Email marketing is not just a tool for communication but a powerful strategy to engage with your audience on a deeper level. By tracking your email performance regularly, you can ensure that your important messages are reaching your prospects and customers and resonating with them. This data-driven approach allows you to optimize your email campaigns, increase open rates, and drive more conversions. Make it an ongoing monthly habit to analyze your email metrics and fine-tune your strategies for maximum impact. Here are the seven most important email marketing metrics you should track to ensure your email program is driving maximum results.
- Email Open Rate: Your open rate shows how many people opened your email compared to how many people received it. Analyze your overall email open rate across all your email campaigns first, then track your most important emails separately. Analyzing this data separately will show how your comprehensive email program performs and if there were specific emails that performed better or worse than others.
- Email Click Rate: Your click rate shows how many people clicked on your emails compared to how many people opened them. Similar to your email open rate, track this metric across all your emails and then analyze your most important emails separately.
- Email Click-Through Rate: Your email click-through rate measures how many people clicked on a hyperlink, CTA, or image within a particular email. It can be calculated by taking the total number of clicks an email receives and dividing that number by the total number of delivered messages.
- Email Unsubscribe Rate: Your unsubscribe rate provides insight into how many people opt out of receiving emails. This means you will never be able to communicate with them by email again. You always want this number to be small. If you start to see the rate of unsubscribes increase, there is an issue with your content, or your contacts are no longer engaging with your messaging.
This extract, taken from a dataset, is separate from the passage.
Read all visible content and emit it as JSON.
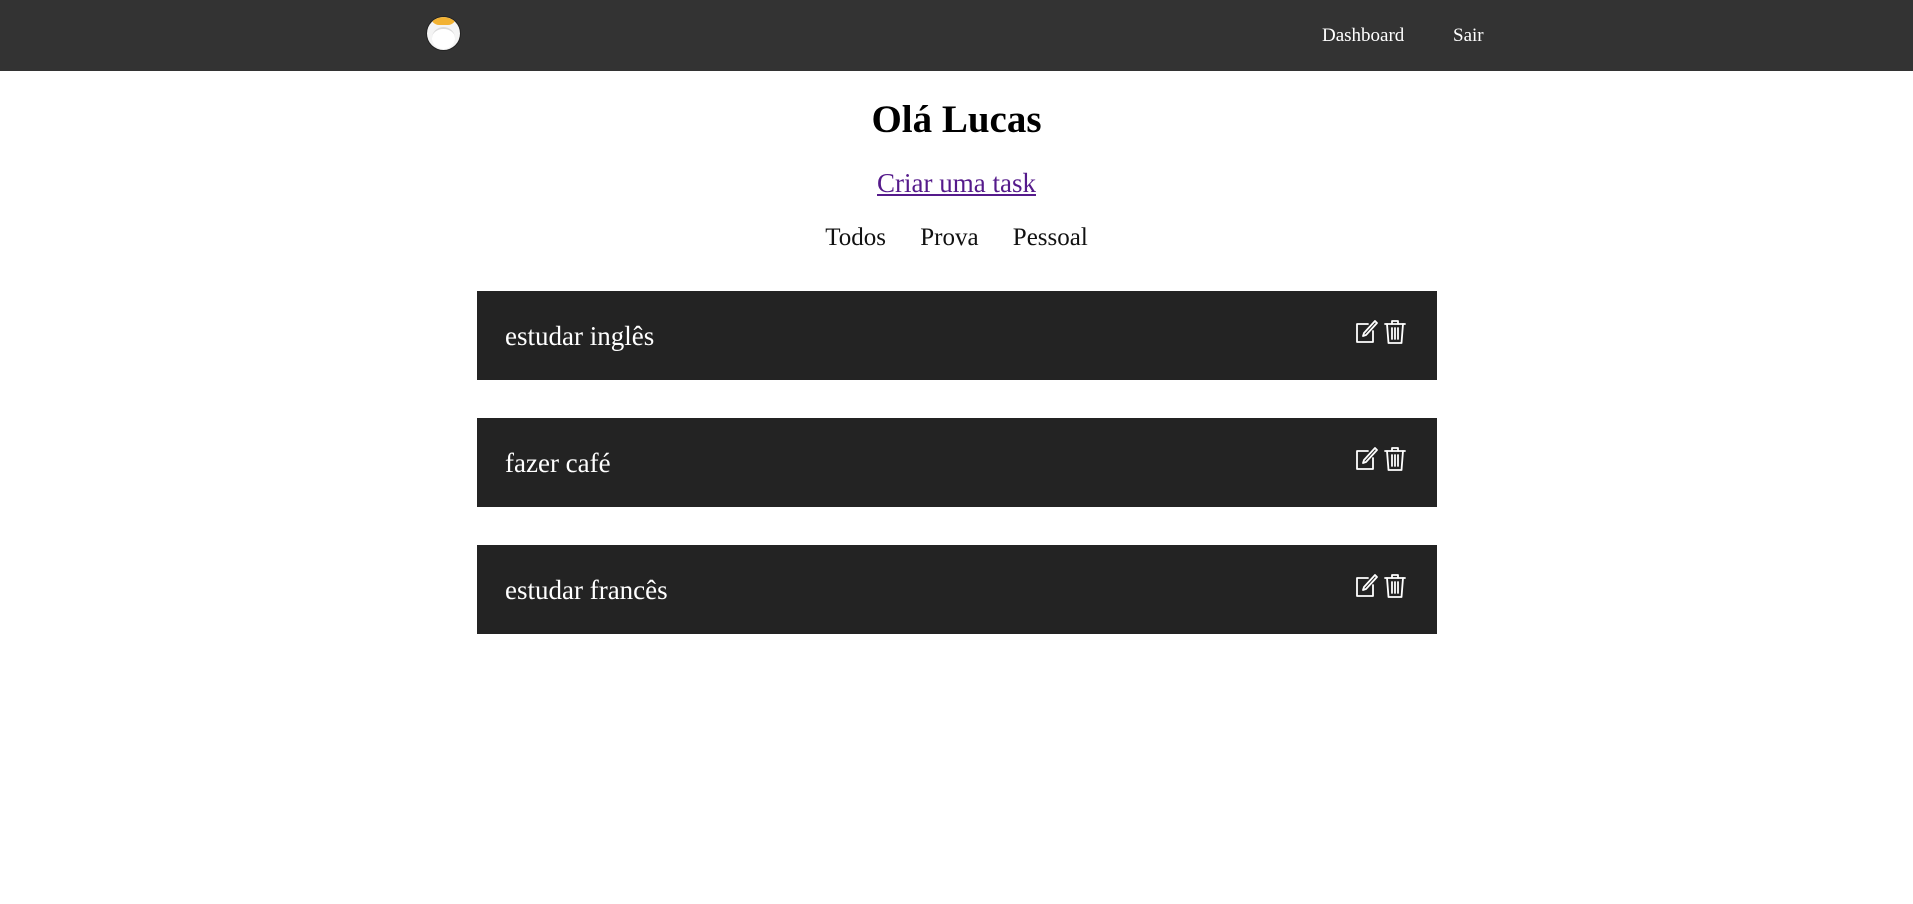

- Email Delivery Rate: Your delivery rate for email is the percentage of emails that are received by the gateway servers of your subscribers' internet service providers (ISPs) and not returned as a hard or soft bounce. It's getting more difficult to get through to your recipient's inbox, so ensuring you use best practices to improve your delivery rate is key.
- Re-Engagement from Email: Your re-engagement from email tracks how many contacts have re-engaged with your brand through email marketing. It’s important to see how your emails can reactivate prospects that have gone dormant (i.e., have not engaged with your emails) for months or even years.
- Email Hard Bounce & Unsubscribe Rate: These are the metrics you would want to decline over time because you want fewer people opting out (or marking as spam) or bouncing from your email. This tells you if you're reaching their inbox and if your content is still relevant.
The following shows how you can visually look at this information and compare it to prior time periods to see your growth over time. This will help you see how your email marketing strategy impacts your overall digital marketing program.
Email marketing is essential to any digital marketing program. Email helps you engage with your prospect and customers and bring them through your buyer's journey. All too often, companies are so focused on lead generation that they forget that email marketing is one of the most cost-effective ways to reach out to an audience that has already opted in and wants to receive more information from your company. Remember to continually track your email marketing metrics to ensure you're sending the right content that is relevant to your audience and that email is helping to reinvigorate your sales pipeline.